Tuesday, November 18, 2008

Politics: A Post-Racial Era?

TORONTO, ONTARIO - In looking through the exit poll data from the 2008 Presidential election, one thing stands out. While Barack Obama won or tied amongst men, women, independents, all income levels (if taken in $50,000 steps), all education levels, new and repeat voters, all racial and ethnic groups except whites, all religious affiliations except protestants, and all age groups except those 65 and older, for most of these categories, the vote was reasonably close. The only major categories in which Obama won more than 70% of the demographic were Democrats, self-identified liberals, and African-Americans. It's hard to make the statement that this was a post-racial election when only one in every twenty African-Americans voted for any candidate other than Barack Obama.

It's nothing new for the Democrats to receive a disproportionate percentage of the African-American vote. Bill Clinton and Al Gore both received 80% or better of that demographic. It's not correct to say that Obama won the election on the basis of his margin amongst this group that makes up only 13% of voters--he would have lost only about a percent of his overall vote if he had only polled as well as Al Gore. It is true that the 95% figure is unprecedented--African-Americans as a group were more likely to vote for Obama than self-identified Democrats.
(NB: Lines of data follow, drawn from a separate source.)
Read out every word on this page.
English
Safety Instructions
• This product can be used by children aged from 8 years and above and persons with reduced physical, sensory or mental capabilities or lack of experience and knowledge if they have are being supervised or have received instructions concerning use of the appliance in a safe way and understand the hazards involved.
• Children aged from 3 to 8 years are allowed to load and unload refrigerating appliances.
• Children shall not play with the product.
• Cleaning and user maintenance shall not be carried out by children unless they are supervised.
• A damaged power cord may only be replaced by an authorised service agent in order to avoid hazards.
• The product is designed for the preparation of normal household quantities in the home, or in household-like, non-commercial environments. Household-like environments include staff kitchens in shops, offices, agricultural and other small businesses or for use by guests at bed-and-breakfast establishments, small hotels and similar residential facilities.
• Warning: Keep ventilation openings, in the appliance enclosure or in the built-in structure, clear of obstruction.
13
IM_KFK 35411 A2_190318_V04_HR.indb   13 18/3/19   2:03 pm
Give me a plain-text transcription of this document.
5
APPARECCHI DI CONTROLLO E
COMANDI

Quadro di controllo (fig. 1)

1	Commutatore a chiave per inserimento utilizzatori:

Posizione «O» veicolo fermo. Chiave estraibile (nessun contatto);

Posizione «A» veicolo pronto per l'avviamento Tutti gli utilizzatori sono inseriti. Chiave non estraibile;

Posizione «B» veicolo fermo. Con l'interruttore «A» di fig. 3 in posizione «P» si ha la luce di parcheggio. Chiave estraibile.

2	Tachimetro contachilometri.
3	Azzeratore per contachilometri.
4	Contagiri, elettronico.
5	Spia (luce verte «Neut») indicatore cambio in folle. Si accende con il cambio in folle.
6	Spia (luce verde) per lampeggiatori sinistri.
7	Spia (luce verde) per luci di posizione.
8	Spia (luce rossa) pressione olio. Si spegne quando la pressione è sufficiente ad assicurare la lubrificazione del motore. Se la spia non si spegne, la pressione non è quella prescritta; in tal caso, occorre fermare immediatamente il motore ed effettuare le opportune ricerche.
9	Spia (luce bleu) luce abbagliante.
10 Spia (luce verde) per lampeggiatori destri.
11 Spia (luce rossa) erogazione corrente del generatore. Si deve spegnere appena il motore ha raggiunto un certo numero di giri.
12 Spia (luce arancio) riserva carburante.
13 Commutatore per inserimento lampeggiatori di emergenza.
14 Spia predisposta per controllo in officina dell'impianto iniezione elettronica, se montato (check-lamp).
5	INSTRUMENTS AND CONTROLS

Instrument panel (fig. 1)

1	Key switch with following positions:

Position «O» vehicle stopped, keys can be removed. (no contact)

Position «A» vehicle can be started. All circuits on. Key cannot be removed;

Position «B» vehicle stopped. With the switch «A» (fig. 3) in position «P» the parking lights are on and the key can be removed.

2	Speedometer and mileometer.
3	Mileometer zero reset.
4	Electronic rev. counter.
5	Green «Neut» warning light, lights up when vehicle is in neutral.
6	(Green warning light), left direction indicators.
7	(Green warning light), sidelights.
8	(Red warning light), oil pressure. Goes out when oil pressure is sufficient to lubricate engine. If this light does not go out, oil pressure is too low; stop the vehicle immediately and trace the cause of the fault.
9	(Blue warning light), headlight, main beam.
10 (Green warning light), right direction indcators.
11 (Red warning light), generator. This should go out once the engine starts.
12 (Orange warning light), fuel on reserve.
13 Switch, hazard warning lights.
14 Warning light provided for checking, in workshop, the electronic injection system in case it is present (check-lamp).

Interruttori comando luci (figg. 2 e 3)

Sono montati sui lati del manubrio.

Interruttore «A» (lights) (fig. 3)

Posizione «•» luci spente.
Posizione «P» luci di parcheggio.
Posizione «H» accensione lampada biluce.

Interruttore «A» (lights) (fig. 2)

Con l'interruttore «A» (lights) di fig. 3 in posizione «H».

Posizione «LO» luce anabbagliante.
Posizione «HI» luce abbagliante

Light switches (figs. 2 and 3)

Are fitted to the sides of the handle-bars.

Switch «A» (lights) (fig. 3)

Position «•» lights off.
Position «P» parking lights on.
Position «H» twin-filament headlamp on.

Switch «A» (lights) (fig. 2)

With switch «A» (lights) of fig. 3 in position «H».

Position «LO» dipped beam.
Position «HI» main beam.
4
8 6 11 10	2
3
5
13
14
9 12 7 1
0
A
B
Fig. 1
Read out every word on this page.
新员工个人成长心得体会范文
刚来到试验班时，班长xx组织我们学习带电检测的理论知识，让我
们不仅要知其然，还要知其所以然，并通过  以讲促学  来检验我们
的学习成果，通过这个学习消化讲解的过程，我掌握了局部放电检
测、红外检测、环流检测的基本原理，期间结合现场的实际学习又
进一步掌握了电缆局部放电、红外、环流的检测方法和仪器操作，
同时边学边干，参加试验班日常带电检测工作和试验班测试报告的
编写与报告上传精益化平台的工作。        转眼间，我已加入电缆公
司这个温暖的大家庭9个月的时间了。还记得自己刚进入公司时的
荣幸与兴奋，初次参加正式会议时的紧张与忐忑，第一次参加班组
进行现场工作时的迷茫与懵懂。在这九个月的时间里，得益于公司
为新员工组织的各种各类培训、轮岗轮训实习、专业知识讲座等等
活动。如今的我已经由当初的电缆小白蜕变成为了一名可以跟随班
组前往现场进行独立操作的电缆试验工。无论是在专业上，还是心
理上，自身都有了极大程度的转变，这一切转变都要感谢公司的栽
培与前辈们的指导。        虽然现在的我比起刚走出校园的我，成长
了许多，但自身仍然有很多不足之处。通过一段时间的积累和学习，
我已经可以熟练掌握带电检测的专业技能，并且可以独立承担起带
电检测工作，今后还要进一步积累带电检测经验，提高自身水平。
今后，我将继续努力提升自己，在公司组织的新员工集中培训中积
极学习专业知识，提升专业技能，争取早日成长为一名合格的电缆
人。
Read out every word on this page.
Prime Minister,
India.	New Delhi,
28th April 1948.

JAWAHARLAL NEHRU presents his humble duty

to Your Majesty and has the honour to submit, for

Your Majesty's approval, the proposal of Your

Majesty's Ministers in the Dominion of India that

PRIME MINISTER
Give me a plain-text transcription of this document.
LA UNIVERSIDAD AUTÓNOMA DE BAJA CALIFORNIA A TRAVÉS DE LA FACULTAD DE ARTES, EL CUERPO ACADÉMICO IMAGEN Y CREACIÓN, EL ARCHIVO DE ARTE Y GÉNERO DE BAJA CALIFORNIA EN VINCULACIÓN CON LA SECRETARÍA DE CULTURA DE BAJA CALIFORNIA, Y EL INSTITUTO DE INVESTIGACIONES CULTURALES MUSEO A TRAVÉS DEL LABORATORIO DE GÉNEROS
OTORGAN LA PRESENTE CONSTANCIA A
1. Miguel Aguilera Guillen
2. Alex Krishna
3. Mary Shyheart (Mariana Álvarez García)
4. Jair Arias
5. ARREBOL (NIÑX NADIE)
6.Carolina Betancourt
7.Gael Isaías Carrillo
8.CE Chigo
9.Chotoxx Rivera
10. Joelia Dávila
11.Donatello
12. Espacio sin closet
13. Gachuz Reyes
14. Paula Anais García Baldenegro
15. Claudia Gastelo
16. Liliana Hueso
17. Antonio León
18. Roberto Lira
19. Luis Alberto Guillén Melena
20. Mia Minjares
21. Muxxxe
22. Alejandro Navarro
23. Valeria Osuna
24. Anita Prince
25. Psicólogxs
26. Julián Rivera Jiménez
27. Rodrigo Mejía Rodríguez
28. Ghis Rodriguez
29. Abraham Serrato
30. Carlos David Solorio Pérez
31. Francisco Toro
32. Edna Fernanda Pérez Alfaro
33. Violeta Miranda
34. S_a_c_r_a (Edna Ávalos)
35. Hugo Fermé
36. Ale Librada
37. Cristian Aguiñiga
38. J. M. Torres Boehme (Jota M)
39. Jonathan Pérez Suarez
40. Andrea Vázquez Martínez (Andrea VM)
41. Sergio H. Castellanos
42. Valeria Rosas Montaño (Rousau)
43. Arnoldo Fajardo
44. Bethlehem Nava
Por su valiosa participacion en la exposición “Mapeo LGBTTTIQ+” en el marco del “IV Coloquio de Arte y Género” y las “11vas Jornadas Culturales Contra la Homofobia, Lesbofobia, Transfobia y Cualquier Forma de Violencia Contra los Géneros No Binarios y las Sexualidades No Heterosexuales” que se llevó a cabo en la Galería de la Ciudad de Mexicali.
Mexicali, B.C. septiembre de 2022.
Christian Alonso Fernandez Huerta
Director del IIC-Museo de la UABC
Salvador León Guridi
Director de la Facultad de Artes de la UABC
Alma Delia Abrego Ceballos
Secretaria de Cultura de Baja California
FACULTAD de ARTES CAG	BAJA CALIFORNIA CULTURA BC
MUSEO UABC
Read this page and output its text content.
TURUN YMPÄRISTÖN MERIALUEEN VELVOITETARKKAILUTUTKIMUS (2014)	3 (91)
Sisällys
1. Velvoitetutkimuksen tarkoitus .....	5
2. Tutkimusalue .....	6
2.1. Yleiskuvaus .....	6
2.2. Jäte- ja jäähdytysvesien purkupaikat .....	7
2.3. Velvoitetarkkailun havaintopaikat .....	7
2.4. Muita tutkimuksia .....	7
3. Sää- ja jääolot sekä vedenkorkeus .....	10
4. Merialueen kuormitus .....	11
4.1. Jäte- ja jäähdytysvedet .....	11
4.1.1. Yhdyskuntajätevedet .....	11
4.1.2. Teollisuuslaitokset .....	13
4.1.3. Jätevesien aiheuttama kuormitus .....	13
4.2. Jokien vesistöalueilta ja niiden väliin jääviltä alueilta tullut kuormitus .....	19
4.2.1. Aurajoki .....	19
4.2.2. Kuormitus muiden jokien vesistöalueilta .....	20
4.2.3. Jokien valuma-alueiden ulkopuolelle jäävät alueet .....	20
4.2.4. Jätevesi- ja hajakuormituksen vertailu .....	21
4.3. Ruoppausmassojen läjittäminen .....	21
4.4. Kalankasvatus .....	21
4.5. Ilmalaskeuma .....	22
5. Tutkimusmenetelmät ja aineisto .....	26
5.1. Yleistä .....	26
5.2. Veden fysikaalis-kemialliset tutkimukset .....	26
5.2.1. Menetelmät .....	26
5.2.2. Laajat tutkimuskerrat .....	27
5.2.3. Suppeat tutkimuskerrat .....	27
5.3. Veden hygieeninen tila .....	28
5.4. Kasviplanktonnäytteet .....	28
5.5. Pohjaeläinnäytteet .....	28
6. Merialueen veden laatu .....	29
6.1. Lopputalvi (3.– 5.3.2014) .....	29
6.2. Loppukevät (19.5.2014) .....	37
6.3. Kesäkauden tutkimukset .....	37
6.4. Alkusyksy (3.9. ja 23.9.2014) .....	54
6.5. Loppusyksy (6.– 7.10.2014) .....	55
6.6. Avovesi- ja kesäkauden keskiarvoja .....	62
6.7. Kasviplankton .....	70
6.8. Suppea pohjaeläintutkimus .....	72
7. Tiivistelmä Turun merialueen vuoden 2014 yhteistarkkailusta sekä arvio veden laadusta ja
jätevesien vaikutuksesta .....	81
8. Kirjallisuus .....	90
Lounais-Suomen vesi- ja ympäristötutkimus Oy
What this underscores is not that race explicitly mattered in this election--it's really impossible to say if it did, as it was hard to divorce Obama's bi-racial background from his overall appeal to all voters, and I haven't seen a poll that has tried. The importance of the election is not that it was different racially in itself, but that the election of person with African-American background presents the opportunity for future change. Just as John F. Kennedy's Catholicism was an issue in the 1960, it has not been a significant issue for Catholics ever since--many voters did not even know that John Kerry, for example, was Catholic. Now that Barack Obama has been elected and the barrier has been broken, it might be possible for race to become a non-issue in future elections.

Unfortunately, the racial divide in the United States seems to be much deeper than religious divides, so it will take much greater effort for the race of a candidate to become a non-issue. Race is different than some other interpersonal divides like religion and sexual orientation because it cannot be hidden. Unless it has been buried in my history books, Catholics did not suffer from death threats as a result of John F. Kennedy's election. African-Americans have gotten them as a result of Barack Obama's.

The most widely-distributed article running around summarizing the issue was written by Jesse Washington of the Associated Press. It describes incidents from Georgia to Maine to Idaho of threats being made on Obama himself or local African-Americans being investigated by the Secret Service or the FBI. The bottom line was stated by hate crime monitor Mark Potok: There is "a large subset of white people in this country who feel that they are losing everything they know, that the country their forefathers built has somehow been stolen from them."

Hope, of course, comes from the likelihood that many of the people that currently feel that way are going to come to the realization that with an African-American president, pretty much everything they know is actually going to be the same, and nothing is going to be stolen from them. For all the rhetoric about change from the Obama campaign, when all is said and done, there likely won't be all that much change, and what changes do occur might well benefit the person holding racist views.

There is really only one way to get over fear about differences between people of whatever nature--interaction. The best way is one-on-one interaction, which will never happen with the President of the United States. However, the more people see the Obama family--as they did on 60 Minutes on Sunday--the more they are going to realize that the Obamas are essentially as "normal" as can be.

The election of Barack Obama in and of itself doesn't usher in a post-racial era. What it does do is provide the opportunity to move in that direction. It is a step, not an end unto itself.